Paleokastritsa bedeutet eigentlich „alter Burgplatz“, heute jedoch ist der Ort einer der beliebtesten Ferienziele auf Korfu. Abgeleitet ist die Namensgebung von der ganz in der Nähe liegenden Burg „Angelokastro“, der Engelsburg. Von der einst mächtigen und strategisch wichtigen Wehranlage, an der sich selbst der legendäre Kaiser Barbarossa die Zähne ausgebissen hat, sind heute nur noch einzelne Ruinen vorhanden. Dafür aber ist der Blick über die Westküste Korfus einfach atemberaubend und unvergleichlich. Zwei Halbinseln und fünf Buchten prägen das Gebiet um den Ort und schaffen ein einzigartiges Panorama, das man woanders auf Korfu vergeblich sucht.

Paleokastritsa

Die Buchten haben besonders für die Badegäste eine große Anziehungskraft, zumal einige von ihnen nur vom Wasser aus mit Booten zu erreichen sind. Die Stände sind sandig und teilweise von Kieseln durchsetzt. Von Anleger im Ort aus werden Bootsfahrten zur Besichtigung einiger Grotten angeboten. Dieses besondere Erlebnis sollte man sich nicht entgehen lassen.

Die Unterwasserwelt dieses Küstenstreifens in einem Glasboot zu bewundern, gehört zu den Eindrücken, die man niemals vergessen wird. Auch andere Wassersportarten wie Wasserski oder Banana fahren gehören zum Angebot in Paleokastritsa. Tret- und Motorboote können ausgeliehen und Tauch- und Angelfahrten unternommen werden. Gleich mehrere Tauchbasen sind hier ansässig.

Blick von Lakones nach Paleokastritsa

Vom Bergdorf Lakones, das auch als „Balkon des Ionischen Meeres“ bezeichnet wird, hat man einen atemberaubenden Blick auf das Panorama Paleokatritsas, das manchem der Besucher die Sprache verschlägt.

Kloster Paleokastritsa

Auf der nordöstlichen Halbinsel thront hoch auf einem Felsen das Kloster Panagia Theotókos, das 1228 gegründet wurde.

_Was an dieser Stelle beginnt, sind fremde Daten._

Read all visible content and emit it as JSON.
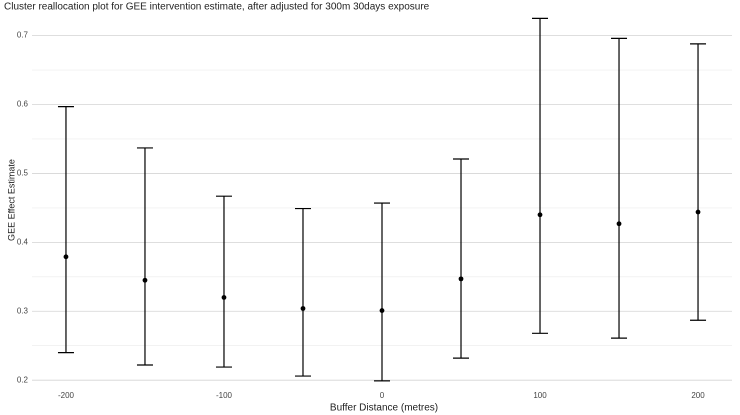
{
  "chart_data": {
    "type": "errorbar",
    "title": "Cluster reallocation plot for GEE intervention estimate, after adjusted for 300m 30days exposure",
    "x_label": "Buffer Distance (metres)",
    "y_label": "GEE Effect Estimate",
    "x": [
      -200,
      -150,
      -100,
      -50,
      0,
      50,
      100,
      150,
      200
    ],
    "values": [
      0.379,
      0.345,
      0.32,
      0.304,
      0.301,
      0.347,
      0.44,
      0.427,
      0.444
    ],
    "lower": [
      0.24,
      0.222,
      0.219,
      0.206,
      0.199,
      0.232,
      0.268,
      0.261,
      0.287
    ],
    "upper": [
      0.597,
      0.537,
      0.467,
      0.449,
      0.457,
      0.521,
      0.725,
      0.696,
      0.688
    ],
    "color": "#000000",
    "xlim": [
      -221.5,
      221.5
    ],
    "xticks": [
      -200,
      -100,
      0,
      100,
      200
    ],
    "ylim": [
      0.193,
      0.727
    ],
    "yticks": [
      0.2,
      0.3,
      0.4,
      0.5,
      0.6,
      0.7
    ],
    "grid": true
  }
}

Die heute noch erhaltenen Gebäude stammen jedoch aus dem 18. Jahrhundert. Gepflegte Gartenanlagen und blütenberankte Laubgänge warten hinter weiß getünchten Mauern auf ihre Bewunderer. Die alten Gemäuer beherbergen jedoch mit alten Ikonen aus dem 17. bis 19. Jahrhundert und einer Bibel aus dem 13. Jahrhundert noch andere Kostbarkeiten.